Lens helps eliminate Kubernetes complexity and empowers users to easily manage, develop, debug, monitor, and troubleshoot their workloads across multiple clusters in real-time, supporting any certified Kubernetes distribution, on any infrastructure.
Shipa’s technology brings application intelligence and awareness to Lens, making it easy and simple for Kubernetes app owners to run, optimise, secure and support their apps anywhere. With minimal effort, users can see how their apps and microservices are deployed, along with a graphical view of network connections and maps of application dependencies.
Moreover, users can create and share run books tuned to their needs, building on a library of certified templates for a variety of use cases and security requirements.
“Shipa’s technology puts ground-breaking application discovery, optimisation, security and management capabilities in the hands of Lens users,” says Adrian Ionel, co-founder and CEO of Mirantis. “It will help cloud native software teams move even faster, freeing them to code and innovate.”
Management of applications is done independent of infrastructure with connections to incident management tools, vulnerability scanners, as well as integrations with Terraform, Slack and GitHub Actions.
Mirantis acquired Docker Enterprise in 2019 and integrated the technology into its Kubernetes platform.
Cloud protection – TLS Protect for Kubernetes
Venafi has introduced TLS Protect for Kubernetes. As part of the Venafi Control Plane for machine identities, the new offering enables security and platform teams to easily and securely manage cloud native machine identities, such as TLS, mTLS and SPIFFE, across all of an enterprise’s multi-cloud and multi-cluster Kubernetes environments.
By delivering increased visibility, control and automation over machine identity management within more complex cloud native infrastructures, it helps enterprises improve application reliability and reduce development and operational costs.
“As organisations shift from traditional data centre environments to modern, highly distributed cloud native infrastructures like Kubernetes, the volume of certificates and machine identities explodes, leading to increased threat risks and an increased need for security controls,” says Shivajee Samdarshi, chief product officer at Venafi.

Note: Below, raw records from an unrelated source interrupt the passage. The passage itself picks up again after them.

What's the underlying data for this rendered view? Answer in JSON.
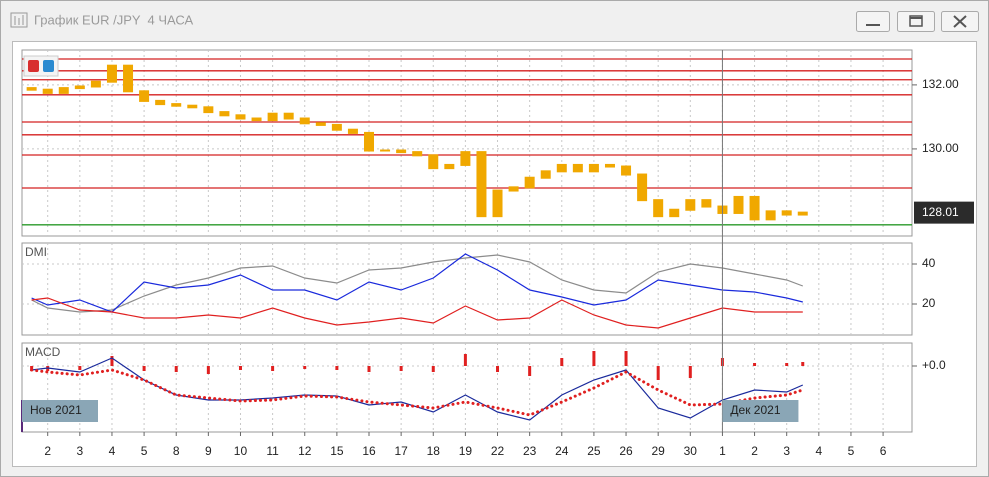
{
  "window": {
    "title": "График EUR /JPY  4 ЧАСА"
  },
  "chart_data": [
    {
      "type": "candlestick",
      "color": "#f0a800",
      "xlim": [
        -0.8,
        26.9
      ],
      "ylim": [
        127.28,
        133.09
      ],
      "yticks": [
        {
          "value": 132,
          "label": "132.00"
        },
        {
          "value": 130,
          "label": "130.00"
        }
      ],
      "grid": true,
      "x": [
        -0.5,
        0,
        0.5,
        1,
        1.5,
        2,
        2.5,
        3,
        3.5,
        4,
        4.5,
        5,
        5.5,
        6,
        6.5,
        7,
        7.5,
        8,
        8.5,
        9,
        9.5,
        10,
        10.5,
        11,
        11.5,
        12,
        12.5,
        13,
        13.5,
        14,
        14.5,
        15,
        15.5,
        16,
        16.5,
        17,
        17.5,
        18,
        18.5,
        19,
        19.5,
        20,
        20.5,
        21,
        21.5,
        22,
        22.5,
        23,
        23.5
      ],
      "open": [
        131.9,
        131.85,
        131.75,
        131.9,
        131.95,
        132.1,
        132.6,
        131.8,
        131.5,
        131.4,
        131.35,
        131.3,
        131.15,
        131.05,
        130.95,
        130.9,
        131.1,
        130.95,
        130.8,
        130.75,
        130.6,
        130.5,
        129.95,
        129.95,
        129.9,
        129.8,
        129.4,
        129.5,
        129.9,
        127.9,
        128.7,
        128.8,
        129.1,
        129.3,
        129.5,
        129.3,
        129.5,
        129.45,
        129.2,
        128.4,
        127.9,
        128.1,
        128.4,
        128.2,
        128.0,
        128.5,
        127.8,
        128.05,
        127.95
      ],
      "close": [
        131.85,
        131.75,
        131.9,
        131.95,
        132.1,
        132.6,
        131.8,
        131.5,
        131.4,
        131.35,
        131.3,
        131.15,
        131.05,
        130.95,
        130.9,
        131.1,
        130.95,
        130.8,
        130.75,
        130.6,
        130.5,
        129.95,
        129.95,
        129.9,
        129.8,
        129.4,
        129.5,
        129.9,
        127.9,
        128.7,
        128.8,
        129.1,
        129.3,
        129.5,
        129.3,
        129.5,
        129.45,
        129.2,
        128.4,
        127.9,
        128.1,
        128.4,
        128.2,
        128.0,
        128.5,
        127.8,
        128.05,
        127.95,
        128.01
      ],
      "levels": [
        {
          "value": 132.81,
          "color": "#d42020"
        },
        {
          "value": 132.44,
          "color": "#d42020"
        },
        {
          "value": 132.16,
          "color": "#d42020"
        },
        {
          "value": 131.69,
          "color": "#d42020"
        },
        {
          "value": 130.84,
          "color": "#d42020"
        },
        {
          "value": 130.44,
          "color": "#d42020"
        },
        {
          "value": 129.81,
          "color": "#d42020"
        },
        {
          "value": 128.78,
          "color": "#d42020"
        },
        {
          "value": 127.63,
          "color": "#2a9a2a"
        }
      ],
      "last_value": 128.01
    },
    {
      "type": "line",
      "title": "DMI",
      "xlim": [
        -0.8,
        26.9
      ],
      "ylim": [
        4.5,
        50.5
      ],
      "yticks": [
        40,
        20
      ],
      "grid": true,
      "x": [
        -0.5,
        0,
        1,
        2,
        3,
        4,
        5,
        6,
        7,
        8,
        9,
        10,
        11,
        12,
        13,
        14,
        15,
        16,
        17,
        18,
        19,
        20,
        21,
        22,
        23,
        23.5
      ],
      "series": [
        {
          "color": "#8c8c8c",
          "values": [
            22,
            18,
            16,
            17,
            24,
            29.5,
            33,
            38,
            39,
            33,
            30.5,
            37,
            38,
            41,
            43,
            44.5,
            41,
            32,
            27,
            25.5,
            36,
            40,
            38,
            35,
            32,
            29
          ]
        },
        {
          "color": "#1a2adc",
          "values": [
            23,
            19.5,
            22,
            16,
            31,
            28,
            29.5,
            34.5,
            27,
            27,
            22,
            31,
            27,
            33,
            45,
            37,
            27,
            23.5,
            19.5,
            22,
            32,
            29.5,
            27,
            26,
            23,
            21
          ]
        },
        {
          "color": "#e02020",
          "values": [
            22,
            23,
            17,
            16,
            13,
            13,
            14.5,
            13,
            18,
            13,
            9.5,
            11,
            13,
            10.5,
            19,
            12,
            13,
            22,
            14.5,
            9.5,
            8,
            13,
            18,
            16,
            16,
            16
          ]
        }
      ]
    },
    {
      "type": "line",
      "title": "MACD",
      "xlim": [
        -0.8,
        26.9
      ],
      "ylim": [
        -0.66,
        0.23
      ],
      "yticks": [
        {
          "value": 0,
          "label": "+0.0"
        }
      ],
      "grid": true,
      "x": [
        -0.5,
        0,
        1,
        2,
        3,
        4,
        5,
        6,
        7,
        8,
        9,
        10,
        11,
        12,
        13,
        14,
        15,
        16,
        17,
        18,
        19,
        20,
        21,
        22,
        23,
        23.5
      ],
      "series": [
        {
          "type": "bar",
          "color": "#e02020",
          "values": [
            -0.05,
            -0.05,
            -0.04,
            0.1,
            -0.05,
            -0.06,
            -0.08,
            -0.04,
            -0.05,
            -0.03,
            -0.04,
            -0.06,
            -0.05,
            -0.06,
            0.12,
            -0.06,
            -0.1,
            0.08,
            0.15,
            0.15,
            -0.14,
            -0.12,
            0.08,
            0.03,
            0.03,
            0.04
          ]
        },
        {
          "type": "line",
          "color": "#1a2a9c",
          "values": [
            -0.04,
            -0.02,
            -0.06,
            0.08,
            -0.14,
            -0.29,
            -0.34,
            -0.34,
            -0.32,
            -0.29,
            -0.3,
            -0.39,
            -0.36,
            -0.46,
            -0.29,
            -0.46,
            -0.54,
            -0.29,
            -0.14,
            -0.04,
            -0.42,
            -0.52,
            -0.34,
            -0.24,
            -0.26,
            -0.19
          ]
        },
        {
          "type": "line",
          "dash": true,
          "color": "#e02020",
          "values": [
            -0.04,
            -0.06,
            -0.09,
            -0.04,
            -0.14,
            -0.29,
            -0.32,
            -0.35,
            -0.34,
            -0.3,
            -0.31,
            -0.36,
            -0.39,
            -0.42,
            -0.36,
            -0.42,
            -0.49,
            -0.36,
            -0.22,
            -0.06,
            -0.24,
            -0.39,
            -0.38,
            -0.32,
            -0.29,
            -0.24
          ]
        }
      ],
      "xticks": [
        {
          "value": 0,
          "label": "2"
        },
        {
          "value": 1,
          "label": "3"
        },
        {
          "value": 2,
          "label": "4"
        },
        {
          "value": 3,
          "label": "5"
        },
        {
          "value": 4,
          "label": "8"
        },
        {
          "value": 5,
          "label": "9"
        },
        {
          "value": 6,
          "label": "10"
        },
        {
          "value": 7,
          "label": "11"
        },
        {
          "value": 8,
          "label": "12"
        },
        {
          "value": 9,
          "label": "15"
        },
        {
          "value": 10,
          "label": "16"
        },
        {
          "value": 11,
          "label": "17"
        },
        {
          "value": 12,
          "label": "18"
        },
        {
          "value": 13,
          "label": "19"
        },
        {
          "value": 14,
          "label": "22"
        },
        {
          "value": 15,
          "label": "23"
        },
        {
          "value": 16,
          "label": "24"
        },
        {
          "value": 17,
          "label": "25"
        },
        {
          "value": 18,
          "label": "26"
        },
        {
          "value": 19,
          "label": "29"
        },
        {
          "value": 20,
          "label": "30"
        },
        {
          "value": 21,
          "label": "1"
        },
        {
          "value": 22,
          "label": "2"
        },
        {
          "value": 23,
          "label": "3"
        },
        {
          "value": 24,
          "label": "4"
        },
        {
          "value": 25,
          "label": "5"
        },
        {
          "value": 26,
          "label": "6"
        }
      ],
      "period_labels": [
        {
          "value": -0.8,
          "label": "Нов 2021"
        },
        {
          "value": 21,
          "label": "Дек 2021"
        }
      ]
    }
  ]
}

“Through the Venafi Control Plane, we’re modernising machine identity management and making managing machine identities in cloud native environments easier than ever. TLS Protect for Kubernetes gives security and platform teams the observability, consistency and control over machine identities to ensure a validated and auditable chain of trust exists for every workload deployed to a Kubernetes cluster, including consistent approaches to certificate configurations and security policies.”
Built with a fully supported version of the cert-manager open-source project, TLS Protect for Kubernetes provides in-cluster observability to identify and remediate security risks stemming from poorly configured certificates, as well as offering options for security controls over certificate issuance to meet the security team policy for enforcing trust.
It also includes a management interface that provides full visibility of public trusted certificates for ingress TLS, as well as private certificates for inter-service mTLS for pod-to-pod and service mesh use cases. By building a detailed view of the enterprise security posture across multiple clusters and cloud platforms, including certificates that have been manually created by developers, it proactively identifies operational issues which help platform teams maintain cluster integrity and prevent outages.